Voorts wordt toegelicht dat met onderbrenging van de ontslagvergoeding in belanghebbende nimmer is beoogd de fiscale bevoegdheden ten aanzien van de ontslagvergoeding te wijzigen. Het was enkel de bedoeling om iedere mogelijke discussie omtrent de heffingsbevoegdheid naar de toekomst te verschuiven.
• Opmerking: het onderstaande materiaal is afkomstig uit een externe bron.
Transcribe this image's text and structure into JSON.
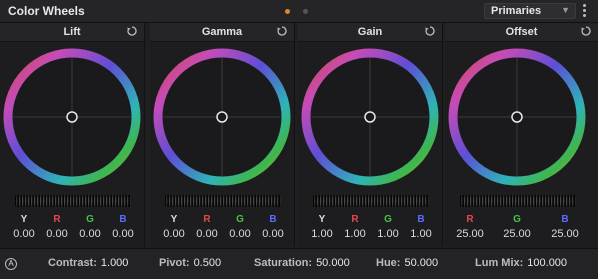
{
  "header": {
    "title": "Color Wheels",
    "mode": "Primaries"
  },
  "colors": {
    "accent": "#e0862c",
    "r": "#e04848",
    "g": "#46c246",
    "b": "#5a6bff"
  },
  "wheels": [
    {
      "name": "Lift",
      "labels": [
        "Y",
        "R",
        "G",
        "B"
      ],
      "values": [
        "0.00",
        "0.00",
        "0.00",
        "0.00"
      ]
    },
    {
      "name": "Gamma",
      "labels": [
        "Y",
        "R",
        "G",
        "B"
      ],
      "values": [
        "0.00",
        "0.00",
        "0.00",
        "0.00"
      ]
    },
    {
      "name": "Gain",
      "labels": [
        "Y",
        "R",
        "G",
        "B"
      ],
      "values": [
        "1.00",
        "1.00",
        "1.00",
        "1.00"
      ]
    },
    {
      "name": "Offset",
      "labels": [
        "R",
        "G",
        "B"
      ],
      "values": [
        "25.00",
        "25.00",
        "25.00"
      ]
    }
  ],
  "footer": {
    "auto_label": "A",
    "contrast_label": "Contrast:",
    "contrast_value": "1.000",
    "pivot_label": "Pivot:",
    "pivot_value": "0.500",
    "saturation_label": "Saturation:",
    "saturation_value": "50.000",
    "hue_label": "Hue:",
    "hue_value": "50.000",
    "lummix_label": "Lum Mix:",
    "lummix_value": "100.000"
  }
}
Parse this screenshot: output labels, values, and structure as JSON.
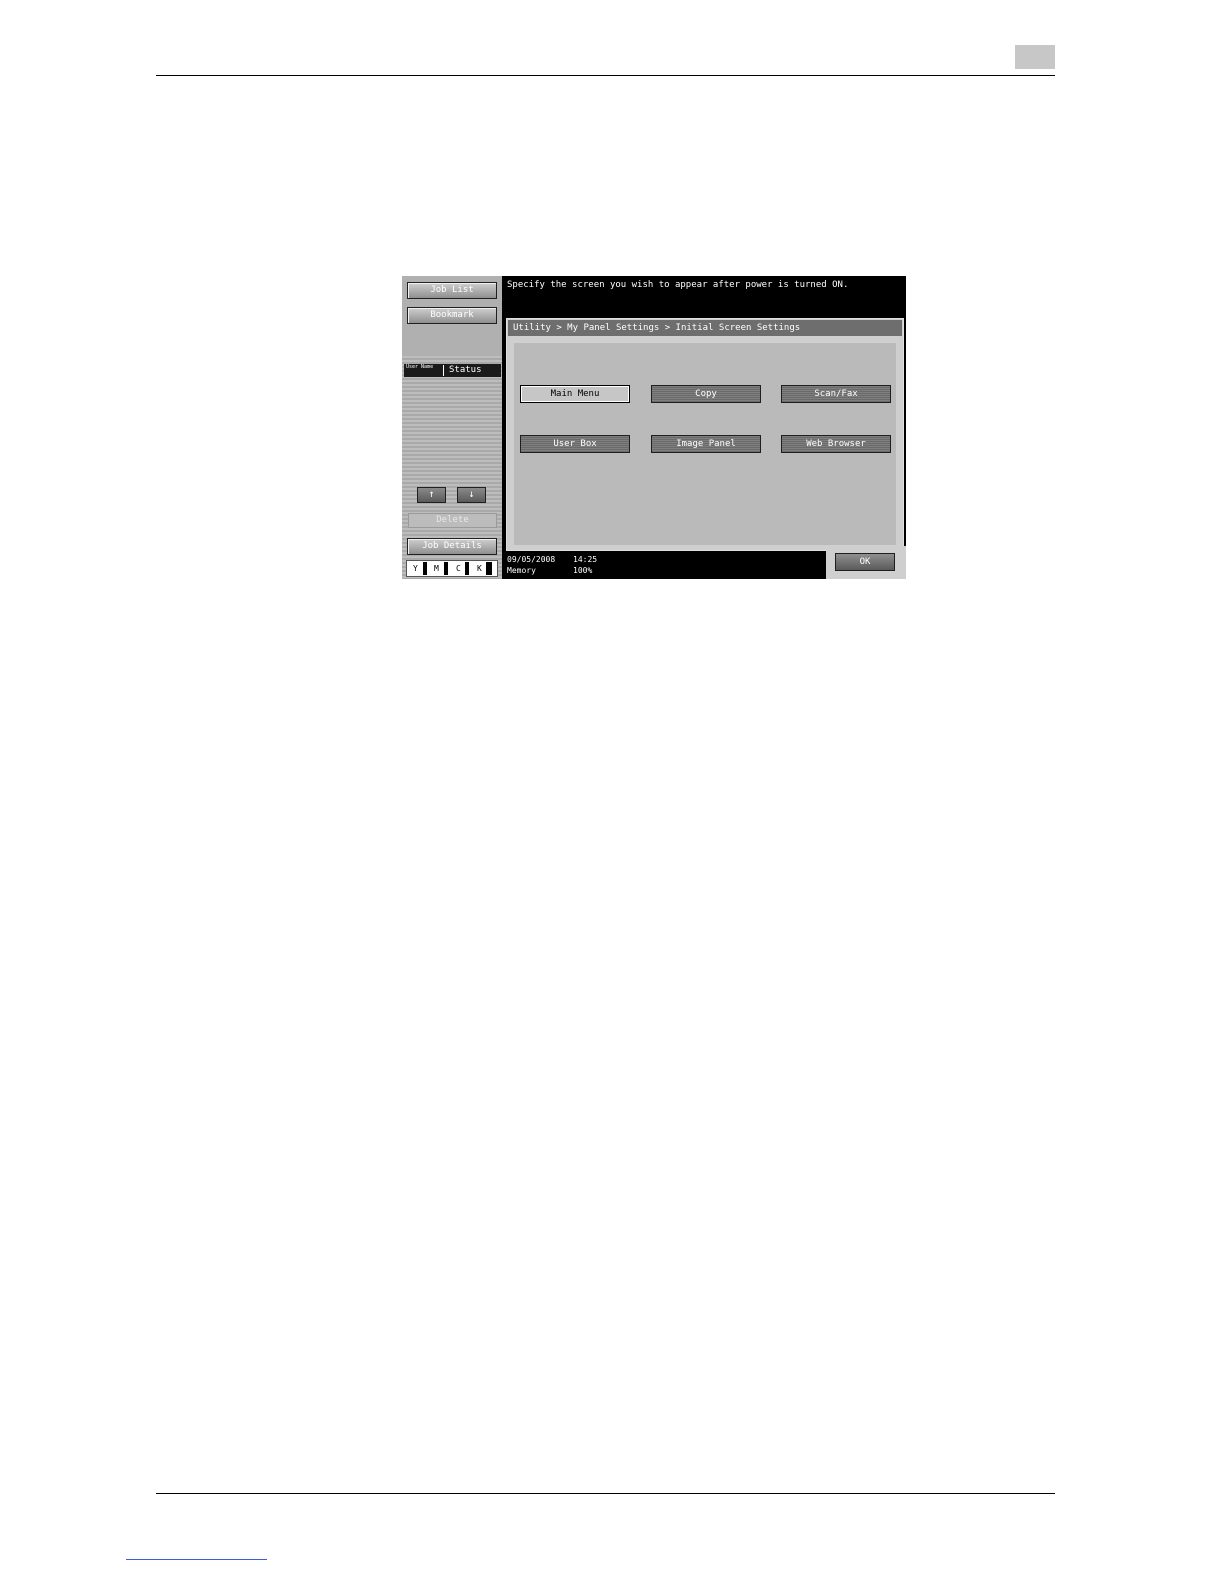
{
  "instruction": "Specify the screen you wish to appear after power is turned ON.",
  "breadcrumb": "Utility > My Panel Settings > Initial Screen Settings",
  "sidebar": {
    "job_list": "Job List",
    "bookmark": "Bookmark",
    "user_name": "User Name",
    "status": "Status",
    "up": "↑",
    "down": "↓",
    "delete": "Delete",
    "job_details": "Job Details"
  },
  "toner": {
    "y": "Y",
    "m": "M",
    "c": "C",
    "k": "K"
  },
  "options": {
    "main_menu": "Main Menu",
    "copy": "Copy",
    "scan_fax": "Scan/Fax",
    "user_box": "User Box",
    "image_panel": "Image Panel",
    "web_browser": "Web Browser"
  },
  "footer": {
    "date": "09/05/2008",
    "time": "14:25",
    "memory_label": "Memory",
    "memory_value": "100%"
  },
  "ok": "OK"
}
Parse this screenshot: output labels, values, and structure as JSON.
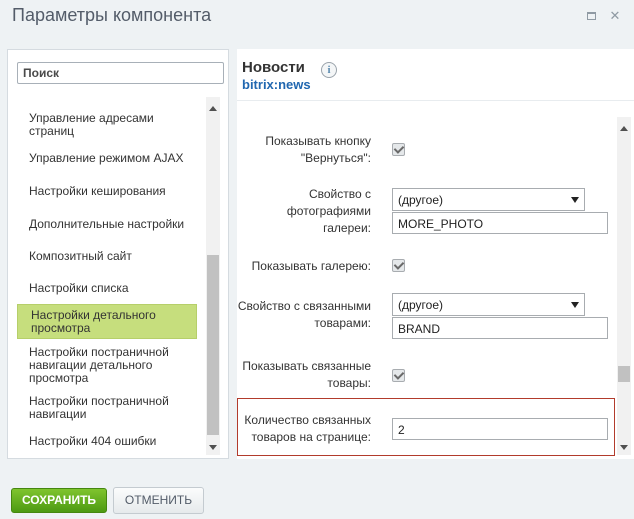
{
  "window": {
    "title": "Параметры компонента"
  },
  "sidebar": {
    "search_placeholder": "Поиск",
    "items": [
      {
        "label": "Управление адресами страниц"
      },
      {
        "label": "Управление режимом AJAX"
      },
      {
        "label": "Настройки кеширования"
      },
      {
        "label": "Дополнительные настройки"
      },
      {
        "label": "Композитный сайт"
      },
      {
        "label": "Настройки списка"
      },
      {
        "label": "Настройки детального просмотра",
        "active": true
      },
      {
        "label": "Настройки постраничной навигации детального просмотра"
      },
      {
        "label": "Настройки постраничной навигации"
      },
      {
        "label": "Настройки 404 ошибки"
      }
    ]
  },
  "component": {
    "title": "Новости",
    "code": "bitrix:news",
    "info_icon": "info-icon"
  },
  "form": {
    "show_back_link": {
      "label": "Показывать кнопку \"Вернуться\":",
      "checked": true
    },
    "gallery_property": {
      "label": "Свойство с фотографиями галереи:",
      "select_value": "(другое)",
      "input_value": "MORE_PHOTO"
    },
    "show_gallery": {
      "label": "Показывать галерею:",
      "checked": true
    },
    "linked_goods_property": {
      "label": "Свойство с связанными товарами:",
      "select_value": "(другое)",
      "input_value": "BRAND"
    },
    "show_linked_goods": {
      "label": "Показывать связанные товары:",
      "checked": true
    },
    "linked_goods_count": {
      "label": "Количество связанных товаров на странице:",
      "value": "2"
    }
  },
  "footer": {
    "save_label": "Сохранить",
    "cancel_label": "Отменить"
  },
  "colors": {
    "accent_green": "#6db423",
    "active_item": "#c6de7d",
    "highlight_border": "#b23b2c",
    "link_blue": "#2067b0"
  }
}
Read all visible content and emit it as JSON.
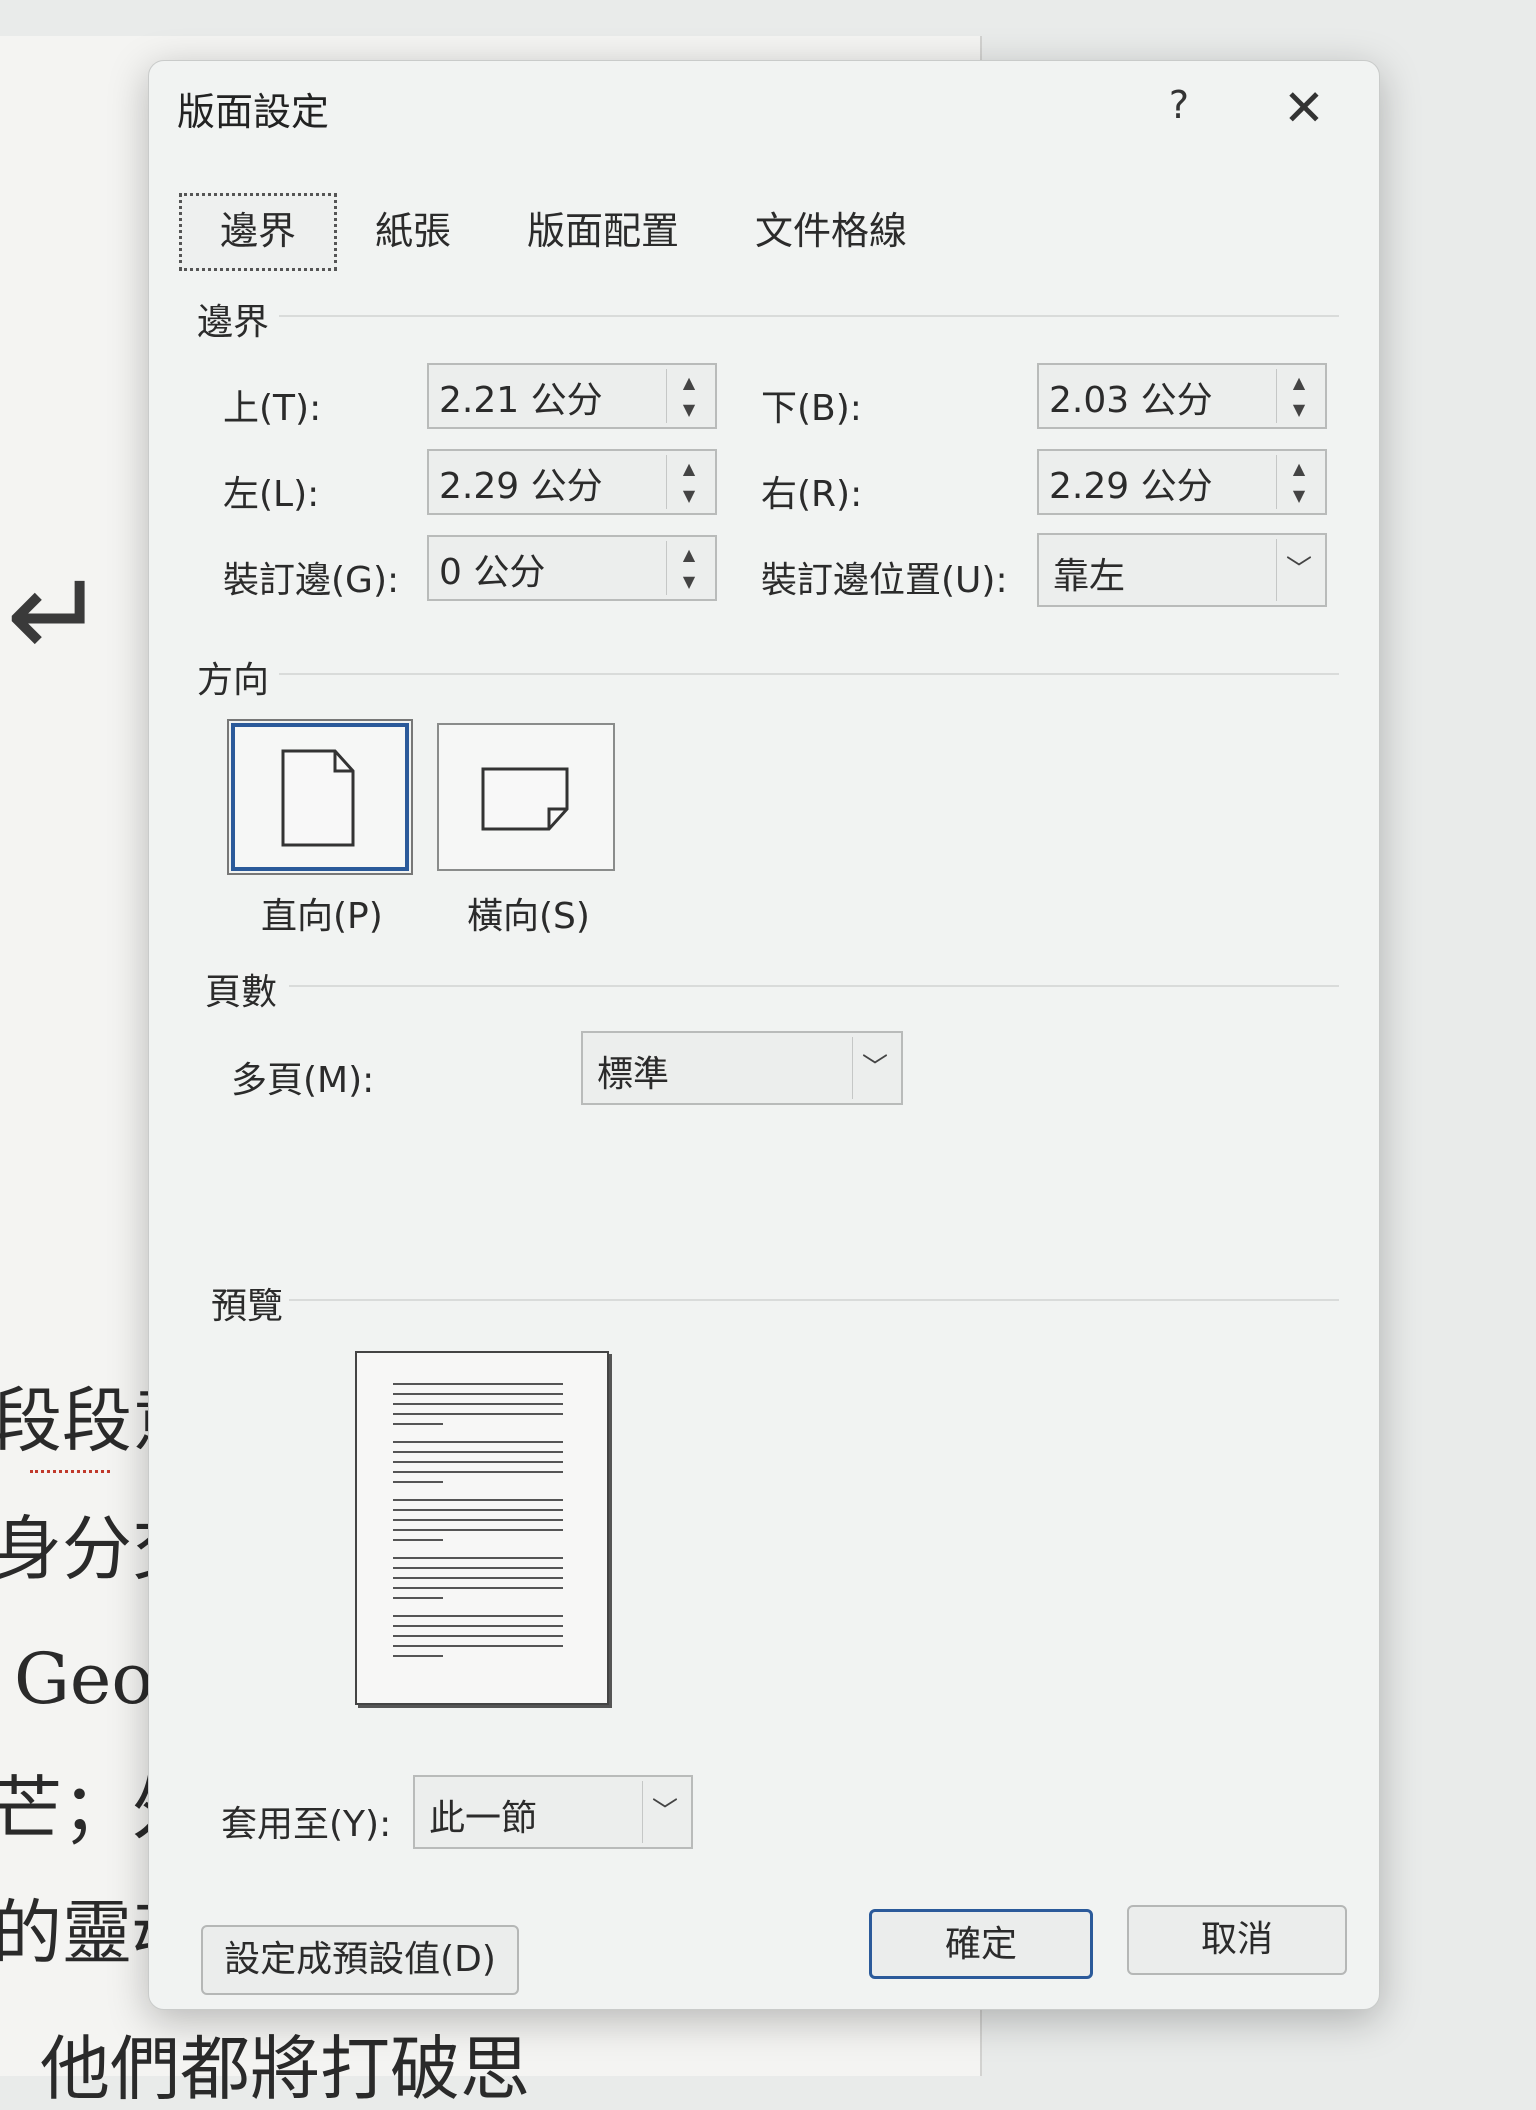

Als gevolg hiervan is volgens belanghebbende geen situatie ontstaan die een andere verdeling van heffingsrechten zou rechtvaardigen.

3.5

Toepassing van de stamrechtvrijstelling staat er volgens belanghebbende verder niet aan in de weg dat het belastingverdrag Nederland – Verenigde Staten 19923 (hierna: Verdrag) de heffingsbevoegdheid van Nederland beperkt.

De tweede klacht

3.6

De klacht houdt in dat Nederland op grond van het meest recente Commentaar bij het OESO‑Modelverdrag niet heffingsbevoegd is over de ontslagvergoeding en de daaruit voortvloeiende termijnen.

3.7

Belanghebbende licht toe dat de richtlijnen die de Hoge Raad heeft gegeven in de arresten HR BNB 2004/344 en 345 niet (langer) van toepassing zouden zijn. In plaats daarvan bepleit zij een verdeling van de heffingsbevoegdheid op basis van het meest recente Commentaar bij het OESO‑Modelverdrag, dat volgens haar heffingsrechten zou toewijzen aan de Verenigde Staten.